Hino Hideitsu, Murata Noboru
Graduate School of Systems and Information Engineering, University of Tsukuba, Tsukuba, Ibaraki, Japan, 305-8573
Neural Comput. 2014 Sep;26(9):2074-101. doi: 10.1162/NECO_a_00628. Epub 2014 Jun 12.
Clustering is a representative of unsupervised learning and one of the important approaches in exploratory data analysis. By its very nature, clustering without strong assumption on data distribution is desirable. Information-theoretic clustering is a class of clustering methods that optimize information-theoretic quantities such as entropy and mutual information. These quantities can be estimated in a nonparametric manner, and information-theoretic clustering algorithms are capable of capturing various intrinsic data structures. It is also possible to estimate information-theoretic quantities using a data set with sampling weight for each datum. Assuming the data set is sampled from a certain cluster and assigning different sampling weights depending on the clusters, the cluster-conditional information-theoretic quantities are estimated. In this letter, a simple iterative clustering algorithm is proposed based on a nonparametric estimator of the log likelihood for weighted data sets. The clustering algorithm is also derived from the principle of conditional entropy minimization with maximum entropy regularization. The proposed algorithm does not contain a tuning parameter. The algorithm is experimentally shown to be comparable to or outperform conventional nonparametric clustering methods.

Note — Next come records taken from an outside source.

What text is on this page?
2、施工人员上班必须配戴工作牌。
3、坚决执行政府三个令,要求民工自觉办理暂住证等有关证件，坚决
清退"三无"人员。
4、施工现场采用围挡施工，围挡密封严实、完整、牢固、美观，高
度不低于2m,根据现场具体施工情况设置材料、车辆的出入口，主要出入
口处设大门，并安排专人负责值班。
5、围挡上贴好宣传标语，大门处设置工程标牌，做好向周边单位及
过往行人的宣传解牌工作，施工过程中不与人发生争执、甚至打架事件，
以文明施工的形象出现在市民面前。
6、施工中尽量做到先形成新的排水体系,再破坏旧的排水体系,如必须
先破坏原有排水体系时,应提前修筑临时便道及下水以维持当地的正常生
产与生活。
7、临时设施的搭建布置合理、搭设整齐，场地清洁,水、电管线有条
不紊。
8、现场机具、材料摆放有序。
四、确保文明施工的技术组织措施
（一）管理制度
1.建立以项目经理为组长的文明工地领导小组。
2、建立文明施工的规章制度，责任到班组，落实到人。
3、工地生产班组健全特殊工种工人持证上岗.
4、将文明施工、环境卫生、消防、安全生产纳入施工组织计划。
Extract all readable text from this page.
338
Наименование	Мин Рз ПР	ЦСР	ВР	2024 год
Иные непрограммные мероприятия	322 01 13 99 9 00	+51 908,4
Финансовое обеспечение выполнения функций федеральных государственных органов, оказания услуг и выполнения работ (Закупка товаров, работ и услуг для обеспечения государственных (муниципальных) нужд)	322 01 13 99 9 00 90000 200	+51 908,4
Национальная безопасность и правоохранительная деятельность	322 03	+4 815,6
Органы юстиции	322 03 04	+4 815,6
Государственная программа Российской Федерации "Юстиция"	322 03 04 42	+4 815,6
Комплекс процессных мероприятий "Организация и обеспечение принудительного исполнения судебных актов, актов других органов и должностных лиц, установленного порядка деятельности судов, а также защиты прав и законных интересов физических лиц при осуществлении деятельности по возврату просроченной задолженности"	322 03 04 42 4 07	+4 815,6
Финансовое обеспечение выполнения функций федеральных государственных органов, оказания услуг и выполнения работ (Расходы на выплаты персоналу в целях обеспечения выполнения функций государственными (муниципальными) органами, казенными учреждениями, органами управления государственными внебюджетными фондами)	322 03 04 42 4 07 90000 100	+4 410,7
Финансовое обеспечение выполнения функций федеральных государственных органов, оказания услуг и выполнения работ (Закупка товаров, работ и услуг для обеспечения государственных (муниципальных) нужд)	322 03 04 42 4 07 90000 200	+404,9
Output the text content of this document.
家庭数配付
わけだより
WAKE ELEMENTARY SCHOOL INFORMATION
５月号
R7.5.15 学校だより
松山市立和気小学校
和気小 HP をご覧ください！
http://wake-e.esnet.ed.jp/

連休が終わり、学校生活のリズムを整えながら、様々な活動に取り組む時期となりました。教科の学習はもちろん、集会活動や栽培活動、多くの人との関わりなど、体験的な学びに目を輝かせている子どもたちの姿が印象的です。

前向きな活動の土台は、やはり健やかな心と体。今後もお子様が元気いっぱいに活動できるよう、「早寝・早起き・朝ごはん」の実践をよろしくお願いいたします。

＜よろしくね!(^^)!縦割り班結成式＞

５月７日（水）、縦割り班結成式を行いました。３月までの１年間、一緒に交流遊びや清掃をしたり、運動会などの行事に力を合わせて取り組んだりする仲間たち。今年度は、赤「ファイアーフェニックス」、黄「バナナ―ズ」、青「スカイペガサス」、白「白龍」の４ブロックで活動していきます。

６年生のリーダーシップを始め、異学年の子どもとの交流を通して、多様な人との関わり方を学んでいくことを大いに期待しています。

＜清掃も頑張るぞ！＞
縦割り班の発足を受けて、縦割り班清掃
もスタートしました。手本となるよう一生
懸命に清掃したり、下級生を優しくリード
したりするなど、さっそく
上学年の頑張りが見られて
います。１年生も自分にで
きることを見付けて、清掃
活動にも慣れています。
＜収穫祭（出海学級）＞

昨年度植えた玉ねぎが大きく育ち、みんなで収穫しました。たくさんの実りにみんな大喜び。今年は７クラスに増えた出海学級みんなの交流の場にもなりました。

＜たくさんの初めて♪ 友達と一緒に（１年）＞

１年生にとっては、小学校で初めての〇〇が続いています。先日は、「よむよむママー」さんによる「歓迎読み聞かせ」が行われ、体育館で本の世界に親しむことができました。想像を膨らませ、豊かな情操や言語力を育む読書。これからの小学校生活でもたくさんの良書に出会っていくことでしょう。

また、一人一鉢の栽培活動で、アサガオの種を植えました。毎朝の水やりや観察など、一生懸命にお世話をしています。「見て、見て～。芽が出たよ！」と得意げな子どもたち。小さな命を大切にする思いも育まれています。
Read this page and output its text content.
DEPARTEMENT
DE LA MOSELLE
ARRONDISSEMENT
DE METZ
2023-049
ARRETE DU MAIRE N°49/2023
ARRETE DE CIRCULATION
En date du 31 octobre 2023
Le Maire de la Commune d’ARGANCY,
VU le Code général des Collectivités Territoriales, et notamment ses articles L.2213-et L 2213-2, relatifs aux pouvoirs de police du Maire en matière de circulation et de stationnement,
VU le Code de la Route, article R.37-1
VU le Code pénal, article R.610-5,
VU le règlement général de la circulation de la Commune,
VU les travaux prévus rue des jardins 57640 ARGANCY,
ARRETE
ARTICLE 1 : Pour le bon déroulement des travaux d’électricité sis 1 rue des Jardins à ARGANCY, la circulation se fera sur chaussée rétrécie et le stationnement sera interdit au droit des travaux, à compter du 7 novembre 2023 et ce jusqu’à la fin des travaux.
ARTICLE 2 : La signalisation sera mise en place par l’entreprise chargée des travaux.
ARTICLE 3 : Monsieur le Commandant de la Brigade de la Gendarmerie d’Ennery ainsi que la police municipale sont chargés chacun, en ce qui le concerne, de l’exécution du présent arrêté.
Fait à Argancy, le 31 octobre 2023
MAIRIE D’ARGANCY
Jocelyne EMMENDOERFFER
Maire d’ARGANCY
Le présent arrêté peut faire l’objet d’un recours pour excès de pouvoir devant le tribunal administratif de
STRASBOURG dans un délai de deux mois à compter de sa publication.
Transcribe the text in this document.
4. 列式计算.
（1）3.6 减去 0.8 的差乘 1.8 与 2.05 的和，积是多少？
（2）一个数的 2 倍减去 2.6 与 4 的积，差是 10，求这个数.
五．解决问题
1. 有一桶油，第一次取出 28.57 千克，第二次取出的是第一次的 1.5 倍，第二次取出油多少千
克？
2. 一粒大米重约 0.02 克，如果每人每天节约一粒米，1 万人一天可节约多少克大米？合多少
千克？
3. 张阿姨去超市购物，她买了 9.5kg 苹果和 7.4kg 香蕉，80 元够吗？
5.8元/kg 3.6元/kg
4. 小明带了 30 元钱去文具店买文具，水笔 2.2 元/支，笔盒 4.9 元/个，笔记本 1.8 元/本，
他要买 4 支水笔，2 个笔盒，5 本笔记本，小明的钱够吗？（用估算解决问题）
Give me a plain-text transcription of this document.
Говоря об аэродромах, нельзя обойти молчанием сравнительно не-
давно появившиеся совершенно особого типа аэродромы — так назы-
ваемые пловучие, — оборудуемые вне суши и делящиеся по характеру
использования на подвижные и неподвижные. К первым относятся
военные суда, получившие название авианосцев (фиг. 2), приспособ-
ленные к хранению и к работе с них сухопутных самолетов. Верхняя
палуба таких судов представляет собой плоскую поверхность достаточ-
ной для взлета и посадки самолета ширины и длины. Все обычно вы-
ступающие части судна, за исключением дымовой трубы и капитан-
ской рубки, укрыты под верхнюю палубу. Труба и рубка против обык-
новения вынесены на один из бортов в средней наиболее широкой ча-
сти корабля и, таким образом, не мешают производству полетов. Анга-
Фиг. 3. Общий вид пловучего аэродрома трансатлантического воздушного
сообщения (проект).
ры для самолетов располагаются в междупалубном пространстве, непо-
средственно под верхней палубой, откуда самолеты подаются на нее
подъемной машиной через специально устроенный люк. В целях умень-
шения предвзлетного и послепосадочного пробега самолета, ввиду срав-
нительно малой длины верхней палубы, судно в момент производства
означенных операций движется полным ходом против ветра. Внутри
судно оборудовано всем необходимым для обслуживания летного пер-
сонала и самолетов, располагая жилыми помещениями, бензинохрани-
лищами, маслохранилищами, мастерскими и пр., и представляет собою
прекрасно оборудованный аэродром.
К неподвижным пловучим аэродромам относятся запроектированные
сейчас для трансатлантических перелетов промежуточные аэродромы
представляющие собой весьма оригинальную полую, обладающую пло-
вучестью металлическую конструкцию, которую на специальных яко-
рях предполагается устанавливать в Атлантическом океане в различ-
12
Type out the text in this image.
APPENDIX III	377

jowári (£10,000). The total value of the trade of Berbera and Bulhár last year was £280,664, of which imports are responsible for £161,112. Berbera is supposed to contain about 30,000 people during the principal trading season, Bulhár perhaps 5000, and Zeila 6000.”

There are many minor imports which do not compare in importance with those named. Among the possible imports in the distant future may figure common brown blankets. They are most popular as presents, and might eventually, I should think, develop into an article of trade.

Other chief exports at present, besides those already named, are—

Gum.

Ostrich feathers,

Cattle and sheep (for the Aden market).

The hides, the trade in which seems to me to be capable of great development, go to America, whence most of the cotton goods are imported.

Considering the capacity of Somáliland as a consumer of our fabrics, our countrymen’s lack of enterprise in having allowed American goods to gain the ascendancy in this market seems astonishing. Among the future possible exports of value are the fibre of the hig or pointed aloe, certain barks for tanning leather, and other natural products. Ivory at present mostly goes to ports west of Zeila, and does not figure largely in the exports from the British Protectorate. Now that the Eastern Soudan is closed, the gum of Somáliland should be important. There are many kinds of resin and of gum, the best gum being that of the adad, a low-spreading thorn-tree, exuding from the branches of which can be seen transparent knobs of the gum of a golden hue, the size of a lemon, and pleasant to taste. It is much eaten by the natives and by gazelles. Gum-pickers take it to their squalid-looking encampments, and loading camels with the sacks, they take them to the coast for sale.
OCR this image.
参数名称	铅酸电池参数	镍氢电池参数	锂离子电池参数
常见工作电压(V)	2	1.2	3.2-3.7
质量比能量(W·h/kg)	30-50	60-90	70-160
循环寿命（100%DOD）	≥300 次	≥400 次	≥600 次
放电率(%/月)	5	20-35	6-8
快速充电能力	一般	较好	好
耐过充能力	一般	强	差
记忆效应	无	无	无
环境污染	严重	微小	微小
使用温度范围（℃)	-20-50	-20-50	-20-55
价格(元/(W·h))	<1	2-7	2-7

聚类是无监督学习的一种代表方法,也是探索性数据分析中的重要方法之一。就其本质而言,聚类无需对数据分布做出强假设。信息论聚类是一类通过优化诸如熵和互信息等信息论量的聚类方法。这些量可以用非参数方式进行估计,并且信息论聚类算法能够捕捉各种内在的数据结构。使用对每个数据带有采样权重的数据集来估计信息论量也是可行的。假设数据集是从某个聚类中采样得到的,并根据聚类分配不同的采样权重,进而估计聚类条件下的信息论量。在本信函中,基于加权数据集对数似然的非参数估计器,提出了一种简单的迭代聚类算法。该聚类算法也是从具有最大熵正则化的条件熵最小化原理推导而来的。所提出的算法不包含调优参数。实验表明,该算法与传统非参数聚类方法相当或更优。